The problem is I don't want to look at the data to get a good estimator for $\beta_1$, I want my program to calculate it. For some time I used values that were a bit higher than the maximum of my values (something between $\max * 1.1$ and $\max * 1.5$. This worked fine as long as the points covered most of the function. It also worked fine if the data points were somewhere from the "top" of the curve, but when they all came from the area "below" the inflection point, this estimator was definitely lower than it should be and I couldn't fit the model. If I use something that is definitely higher than the maximum point (by multiplying it with ridiculously high values) the model doesn't fit in any useful way.
Measurments could look like this:
x = (40, 50, 60, 70), y = (1000, 950, 400, 200) -> easy to estimate
x = (40, 50, 60, 70), y = (1000, 950, 800, 100) -> easy to estimate
x = (40, 50, 60, 70), y = (500, 200, 100, 50) -> not so easy to estimate
I guess I could find out where I am in the function (at the "bottom", at the "top", in the slope) by calculating the deltas in the given points and calculate an upper bound depending on that. Does anyone have a hint for a better solution? Additional info: If it can't be done, it's more important for me that measurements that can be fit are as good as possible and I accept that some measurements can't be fit at all.
(although I want an implementation in C# I posted it here, I don't think the problem is language dependent)
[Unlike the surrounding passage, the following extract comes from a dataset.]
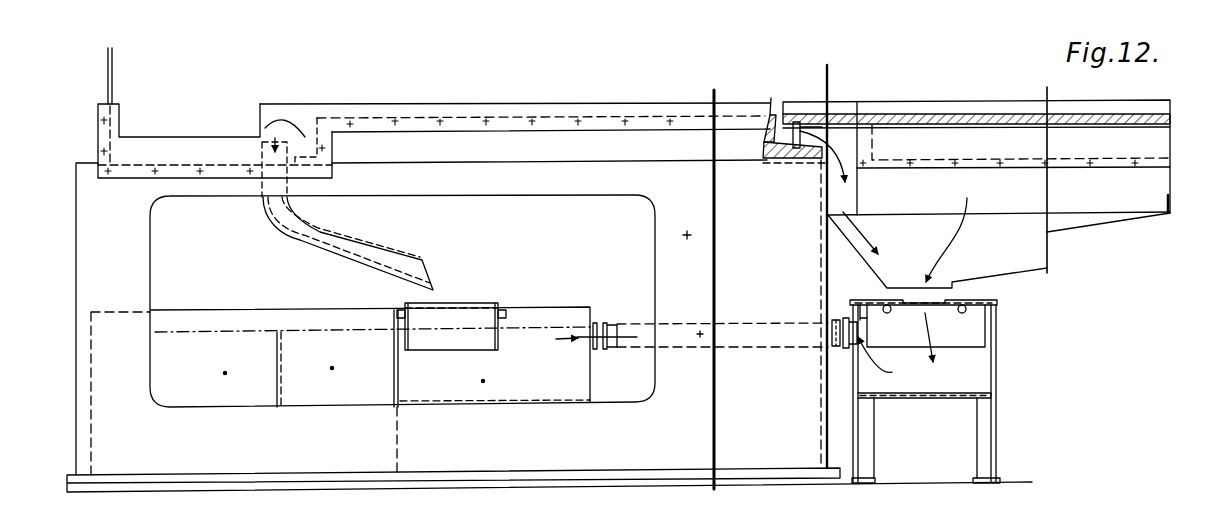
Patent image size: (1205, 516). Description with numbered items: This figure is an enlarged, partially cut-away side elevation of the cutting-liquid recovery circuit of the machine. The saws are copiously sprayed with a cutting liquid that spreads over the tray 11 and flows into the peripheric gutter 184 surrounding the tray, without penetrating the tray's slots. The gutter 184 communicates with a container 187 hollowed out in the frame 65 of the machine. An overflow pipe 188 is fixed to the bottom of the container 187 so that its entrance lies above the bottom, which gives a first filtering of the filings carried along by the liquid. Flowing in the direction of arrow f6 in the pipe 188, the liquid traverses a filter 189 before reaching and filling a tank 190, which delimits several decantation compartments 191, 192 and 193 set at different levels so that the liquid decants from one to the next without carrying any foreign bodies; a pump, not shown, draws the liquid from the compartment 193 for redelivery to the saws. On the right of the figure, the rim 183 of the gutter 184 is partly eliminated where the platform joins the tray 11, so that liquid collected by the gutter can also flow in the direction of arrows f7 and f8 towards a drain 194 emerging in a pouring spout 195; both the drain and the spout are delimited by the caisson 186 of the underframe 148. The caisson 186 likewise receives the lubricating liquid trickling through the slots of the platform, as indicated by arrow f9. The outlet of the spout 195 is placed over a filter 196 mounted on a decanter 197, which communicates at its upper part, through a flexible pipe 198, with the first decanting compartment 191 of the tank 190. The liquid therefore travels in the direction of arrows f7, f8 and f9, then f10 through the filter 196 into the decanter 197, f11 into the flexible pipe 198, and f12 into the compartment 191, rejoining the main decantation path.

update (Application of this):
x are temperature values und y the corresponding measurements. By nature it is given that it should look like a logistic curve with higher y values at lower temperatures and vice versa. The melting point is equal to the inflection point of the curve, which changes a lot with small changes of the model parameters.
update (some made up data with 7 data points and known inflection point at 60):
//first I made up some data without any noise and enough (13) points
double[] x17 = { 30, 35, 40, 45, 50, 55, 60, 65, 70, 75, 80, 85, 90 };
double[] y17 = { 2000, 1920, 1820, 1700, 1500, 1280, 1000, 720, 500, 300, 180, 80, 0 };
//calculated inflection point: 59.642....
//Then I took three different parts of that data
(to simulate how much data I will have in the real world)
double[] x18 = { 30, 35, 40, 45, 50, 55, 60 };
double[] y18 = { 2000, 1920, 1820, 1700, 1500, 1280, 1000 };
//calculated inflection point: 59.263.... is ok!
double[] x19 = { 60, 65, 70, 75, 80, 85, 90 };
double[] y19 = { 1000, 720, 500, 300, 180, 80, 0 };
//calculated inflection point: 53.447.... to small!
double[] x20 = { 45, 50, 55, 60, 65, 70, 75 };
double[] y20 = { 1700, 1500, 1280, 1000, 720, 500, 300 };
//calculated inflection point: 59.868... almost perfect!
My current approach for an upper bound estimation is y0 * y0 / y1. This way I hope to take into account that I might not always have a value close to the maximum.
update: The x and y values will never be negative. x will always be { 40, 45, 50, 55, 60, 65, 70 } unless a data point is lost.
update: I did many, many tests with simulated data that should be easy to fit (I choose data points that were exactly on the curve = without any noise) and I see that it works fine, unless the first or second data point (where x=40 or x=45) is missing. I guess I will have to discard such measurements and the user will have to live with that.